Big Money Backs RNC Broadway Fete

The Boathouse in Central Park's terrace was filled with guests at the Broadway in the Park reception for Senator Richard Shelby.

A bevy of financial companies, including Bear Stearns, Ernst & Young, Citigroup, Charles Schwab, and Goldman Sachs, played host to Alabama Senator Richard Shelby, chairman of the Senate Banking Committee, and the Alabama delegation to the Republican National Convention. The reception followed the city-sponsored Sunday afternoon blitz of Broadway shows attended by all delegations.
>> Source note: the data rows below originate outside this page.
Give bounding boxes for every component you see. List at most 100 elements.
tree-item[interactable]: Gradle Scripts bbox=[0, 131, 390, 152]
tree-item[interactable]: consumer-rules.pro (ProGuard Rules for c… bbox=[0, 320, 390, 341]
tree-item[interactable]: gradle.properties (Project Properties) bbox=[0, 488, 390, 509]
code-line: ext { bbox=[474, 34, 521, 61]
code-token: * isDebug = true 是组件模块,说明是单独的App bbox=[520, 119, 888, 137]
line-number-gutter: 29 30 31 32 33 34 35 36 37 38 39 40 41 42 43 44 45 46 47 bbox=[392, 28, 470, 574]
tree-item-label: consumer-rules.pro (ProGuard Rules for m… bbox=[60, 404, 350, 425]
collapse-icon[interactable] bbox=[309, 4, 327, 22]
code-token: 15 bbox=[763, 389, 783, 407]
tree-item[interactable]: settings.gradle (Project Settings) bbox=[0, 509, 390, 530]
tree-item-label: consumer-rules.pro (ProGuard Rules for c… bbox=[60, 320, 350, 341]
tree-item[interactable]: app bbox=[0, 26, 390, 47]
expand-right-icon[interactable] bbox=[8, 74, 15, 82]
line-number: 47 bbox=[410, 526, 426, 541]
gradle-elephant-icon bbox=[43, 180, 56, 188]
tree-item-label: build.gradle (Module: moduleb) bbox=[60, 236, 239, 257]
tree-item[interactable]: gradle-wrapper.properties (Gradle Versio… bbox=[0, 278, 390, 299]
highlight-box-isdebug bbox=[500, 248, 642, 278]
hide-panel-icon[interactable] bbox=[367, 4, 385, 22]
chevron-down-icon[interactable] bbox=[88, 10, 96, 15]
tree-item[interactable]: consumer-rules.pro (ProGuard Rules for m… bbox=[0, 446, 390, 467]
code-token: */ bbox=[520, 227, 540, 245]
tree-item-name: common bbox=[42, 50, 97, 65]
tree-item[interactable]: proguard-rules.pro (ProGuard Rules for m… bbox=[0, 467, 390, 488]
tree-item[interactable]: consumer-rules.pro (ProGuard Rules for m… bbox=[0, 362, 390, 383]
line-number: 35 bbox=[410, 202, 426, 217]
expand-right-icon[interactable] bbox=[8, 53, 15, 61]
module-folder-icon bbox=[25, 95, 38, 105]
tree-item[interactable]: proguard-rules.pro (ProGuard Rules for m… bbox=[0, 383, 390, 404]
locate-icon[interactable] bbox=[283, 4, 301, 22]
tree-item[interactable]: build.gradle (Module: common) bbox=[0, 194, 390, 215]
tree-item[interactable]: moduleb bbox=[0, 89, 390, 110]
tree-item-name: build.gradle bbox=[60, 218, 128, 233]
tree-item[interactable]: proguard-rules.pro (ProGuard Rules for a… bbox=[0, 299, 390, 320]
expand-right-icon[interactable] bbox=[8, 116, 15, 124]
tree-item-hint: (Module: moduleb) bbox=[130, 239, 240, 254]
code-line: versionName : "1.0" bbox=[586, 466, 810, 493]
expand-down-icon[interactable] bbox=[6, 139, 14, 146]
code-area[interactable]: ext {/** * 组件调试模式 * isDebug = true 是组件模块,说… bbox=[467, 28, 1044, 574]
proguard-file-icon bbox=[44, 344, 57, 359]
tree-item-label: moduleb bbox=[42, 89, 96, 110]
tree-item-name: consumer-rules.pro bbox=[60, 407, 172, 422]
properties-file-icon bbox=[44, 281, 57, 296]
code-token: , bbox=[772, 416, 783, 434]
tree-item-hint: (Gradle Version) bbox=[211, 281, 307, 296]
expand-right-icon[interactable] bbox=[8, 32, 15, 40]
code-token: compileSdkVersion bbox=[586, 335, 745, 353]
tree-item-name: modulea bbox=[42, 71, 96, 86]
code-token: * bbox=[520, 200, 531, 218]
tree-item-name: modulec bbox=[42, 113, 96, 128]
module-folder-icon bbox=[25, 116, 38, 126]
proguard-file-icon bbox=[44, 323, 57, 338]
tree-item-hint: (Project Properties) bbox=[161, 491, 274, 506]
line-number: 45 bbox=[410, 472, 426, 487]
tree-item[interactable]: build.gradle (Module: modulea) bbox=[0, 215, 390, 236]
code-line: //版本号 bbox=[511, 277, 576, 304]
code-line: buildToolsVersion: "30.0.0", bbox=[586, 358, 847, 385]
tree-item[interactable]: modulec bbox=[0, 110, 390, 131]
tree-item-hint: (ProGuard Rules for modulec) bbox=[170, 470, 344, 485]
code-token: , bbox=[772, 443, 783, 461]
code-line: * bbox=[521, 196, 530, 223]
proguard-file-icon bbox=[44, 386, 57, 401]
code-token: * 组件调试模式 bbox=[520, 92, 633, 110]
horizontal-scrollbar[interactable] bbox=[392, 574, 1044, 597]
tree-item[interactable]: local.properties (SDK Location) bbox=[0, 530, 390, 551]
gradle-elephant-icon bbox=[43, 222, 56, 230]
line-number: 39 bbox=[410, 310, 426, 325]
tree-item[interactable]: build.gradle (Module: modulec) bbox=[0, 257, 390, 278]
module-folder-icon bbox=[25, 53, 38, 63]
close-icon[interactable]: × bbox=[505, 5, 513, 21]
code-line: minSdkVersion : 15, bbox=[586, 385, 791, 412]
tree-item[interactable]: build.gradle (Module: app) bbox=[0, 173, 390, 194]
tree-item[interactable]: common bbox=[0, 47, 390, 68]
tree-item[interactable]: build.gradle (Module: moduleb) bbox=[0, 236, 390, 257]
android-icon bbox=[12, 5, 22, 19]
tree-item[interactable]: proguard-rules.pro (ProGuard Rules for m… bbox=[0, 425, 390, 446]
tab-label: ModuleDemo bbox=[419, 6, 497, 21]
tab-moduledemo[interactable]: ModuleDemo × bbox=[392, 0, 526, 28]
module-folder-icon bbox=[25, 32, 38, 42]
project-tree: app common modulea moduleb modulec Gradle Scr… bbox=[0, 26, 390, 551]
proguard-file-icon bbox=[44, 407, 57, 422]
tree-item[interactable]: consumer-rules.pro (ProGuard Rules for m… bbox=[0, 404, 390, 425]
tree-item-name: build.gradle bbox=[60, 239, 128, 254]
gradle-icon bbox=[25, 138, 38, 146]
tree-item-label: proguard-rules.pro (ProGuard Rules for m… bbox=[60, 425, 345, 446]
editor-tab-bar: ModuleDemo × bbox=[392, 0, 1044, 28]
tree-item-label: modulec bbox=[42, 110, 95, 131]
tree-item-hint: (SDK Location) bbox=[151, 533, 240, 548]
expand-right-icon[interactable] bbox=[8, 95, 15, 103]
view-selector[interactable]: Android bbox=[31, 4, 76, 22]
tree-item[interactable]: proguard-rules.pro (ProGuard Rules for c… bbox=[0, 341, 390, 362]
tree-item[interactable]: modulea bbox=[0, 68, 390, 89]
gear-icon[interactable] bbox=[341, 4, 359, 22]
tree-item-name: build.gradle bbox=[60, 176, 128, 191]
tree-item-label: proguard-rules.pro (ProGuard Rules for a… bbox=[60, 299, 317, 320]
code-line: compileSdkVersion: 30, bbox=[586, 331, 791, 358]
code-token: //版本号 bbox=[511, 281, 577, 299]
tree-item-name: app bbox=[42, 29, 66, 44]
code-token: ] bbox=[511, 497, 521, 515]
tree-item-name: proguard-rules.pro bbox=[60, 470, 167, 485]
Washington, D.C.-based PR firm Dittus Communications hired Richard Venezio of Events Forum to produce the Broadway-theme event at the Boathouse in Central Park. Coordinated security between the New York Police Department and the International Protective Services Agency (IPSA) was especially tight, given the expectation of protesters in Central Park following the anti-Bush protest earlier that afternoon. Steel barricades surrounded the entrance to the restaurant as stray protestors—and a small contingent from street theater and antiwar group Billionaires for Bush—wandered up to the wrought-iron gate that separated the public from the restaurant's outdoor seating and attempted to talk to party guests. IPSA bomb-sniffing dogs and 20 security agents—some hiding in the bushes—guarded the event.

More than 1,000 guests packed the entire restaurant, inside and out. Buffet food inspired by different Broadway shows—French pastries for Les Misérables, barbecue for Annie Get Your Gun—was in abundance. But cocktails served with light-up ice cubes were the catering coup of the night—a gimmick we've seen at many New York events that really impressed the out-of-towners. (We overheard one guest requesting a drink with several different colored cubes, as well as a demonstration of how to turn them on and off.)

Soul Solution (booked through Total Entertainment) and the Broadway Kids kept guests who weren't schmoozing on the terrace entertained. And Broadway fans could take home photographs of themselves superimposed onto Playbill covers, provided by Image Makers, as a souvenir of the evening.